If you're shopping online and can't physically try out different handle shapes as you would at a reputable retailer like Kakushin, it's wise to opt for a western-style handle. However, hexagonal handles are the second most popular option, followed by various other shapes and styles. I wouldn't recommend purchasing anything other than a western or hexagonal knife handle without trying them first.

Blade Style

Knife shapes and styles often raise questions. Flat profiles? Long blades? Tip-less knives? Choosing the right one can be quite confusing. Exploring the thousands of options on the market could make this task seem never-ending. Let me break down what to consider in your decision.

First, take a look at your current most frequently used knife in the kitchen. While using it, observe your motions and movements, keeping in mind what you typically cook on a daily basis.

This is where knife styles come into play.

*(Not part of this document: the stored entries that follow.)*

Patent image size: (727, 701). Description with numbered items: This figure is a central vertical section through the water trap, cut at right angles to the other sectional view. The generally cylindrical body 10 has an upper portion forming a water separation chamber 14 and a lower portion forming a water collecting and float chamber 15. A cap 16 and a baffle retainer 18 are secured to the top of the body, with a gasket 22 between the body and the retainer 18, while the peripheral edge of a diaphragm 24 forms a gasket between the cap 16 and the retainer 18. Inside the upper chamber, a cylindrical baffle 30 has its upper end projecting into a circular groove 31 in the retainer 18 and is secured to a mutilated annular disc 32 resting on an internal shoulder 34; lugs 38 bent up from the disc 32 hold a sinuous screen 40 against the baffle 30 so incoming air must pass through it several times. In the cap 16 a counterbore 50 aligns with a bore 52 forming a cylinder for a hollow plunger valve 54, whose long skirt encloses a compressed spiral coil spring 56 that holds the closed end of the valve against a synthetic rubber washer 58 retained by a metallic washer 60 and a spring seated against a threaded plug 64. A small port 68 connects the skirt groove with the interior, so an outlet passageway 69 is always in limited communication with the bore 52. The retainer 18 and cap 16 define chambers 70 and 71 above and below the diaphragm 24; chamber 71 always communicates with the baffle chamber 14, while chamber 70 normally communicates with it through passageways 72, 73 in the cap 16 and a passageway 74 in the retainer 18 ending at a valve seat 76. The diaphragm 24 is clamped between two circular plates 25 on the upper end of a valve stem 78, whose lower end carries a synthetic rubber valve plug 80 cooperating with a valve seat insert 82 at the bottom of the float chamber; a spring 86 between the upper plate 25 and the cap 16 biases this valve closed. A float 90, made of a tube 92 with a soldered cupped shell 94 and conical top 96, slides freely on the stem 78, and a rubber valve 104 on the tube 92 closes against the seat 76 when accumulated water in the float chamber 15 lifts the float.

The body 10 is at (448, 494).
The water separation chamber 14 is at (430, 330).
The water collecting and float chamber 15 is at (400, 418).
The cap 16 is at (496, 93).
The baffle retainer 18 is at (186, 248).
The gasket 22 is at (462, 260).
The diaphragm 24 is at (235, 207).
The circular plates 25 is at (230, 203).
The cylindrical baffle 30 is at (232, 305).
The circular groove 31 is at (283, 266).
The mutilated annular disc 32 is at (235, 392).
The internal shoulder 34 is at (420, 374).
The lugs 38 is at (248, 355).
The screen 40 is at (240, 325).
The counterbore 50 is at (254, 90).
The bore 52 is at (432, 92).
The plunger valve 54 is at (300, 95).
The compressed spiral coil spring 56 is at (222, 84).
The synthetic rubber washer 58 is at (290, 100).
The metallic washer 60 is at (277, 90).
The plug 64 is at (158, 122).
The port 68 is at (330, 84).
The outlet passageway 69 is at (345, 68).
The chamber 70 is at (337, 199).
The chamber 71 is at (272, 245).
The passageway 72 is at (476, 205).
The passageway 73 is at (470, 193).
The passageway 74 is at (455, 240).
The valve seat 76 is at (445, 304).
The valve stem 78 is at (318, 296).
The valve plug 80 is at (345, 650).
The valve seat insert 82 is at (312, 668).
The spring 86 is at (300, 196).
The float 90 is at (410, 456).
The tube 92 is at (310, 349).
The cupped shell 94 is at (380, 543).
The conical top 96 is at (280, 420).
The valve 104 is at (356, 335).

When cutting, do you primarily use the tip of your knife? If so, consider a knife shape with a pronounced tip, such as the Bunka or Kiritsuke. Do you rock the knife using the entire length of the blade's belly? In that case, a knife with a curved blade, like a Gyuto, might be suitable. Do you prefer to push or pull the knife with direct contact on the board? Then a flat-profile knife like the Nakiri could be a good fit.

It's important to note that the most popular and widely used knives in every kitchen are the Chef's knife and the Utility knife, also known as the Petty.


$10? Or how about $5000? It's important to understand what you're truly buying. Are you purchasing a knife for its performance and usability, or are you acquiring a collector's item? Often likened to a beautifully signed art piece on canvas, the price of a kitchen knife can reflect its reputation and exclusivity rather than just its functionality and aesthetics.

While some may have no price limits, it's essential to recognize that performance will have its boundaries. Let's be honest, a $5000 knife won't necessarily outperform a $500 knife in the eyes of most consumers.

Generally speaking, we find that the best price range for a quality knife, bought from an honest and reputable retailer, falls between $200 and $300 CAD. Will a $100 CAD knife be good? Certainly. Will a $500 CAD knife be better? Likely. However, the best value for your money typically lies within our suggested price range.


In conclusion, just as most of us wouldn't simply buy a car online without consulting an expert to ensure authenticity and suitability for our needs, it's equally essential to make your decision carefully when selecting a quality knife meant to last a lifetime.

Now that we've discussed these factors and are better educated on what to look for, what type of car are you leaning towards: pick-up trucks, electric vehicles, or sports cars 😉?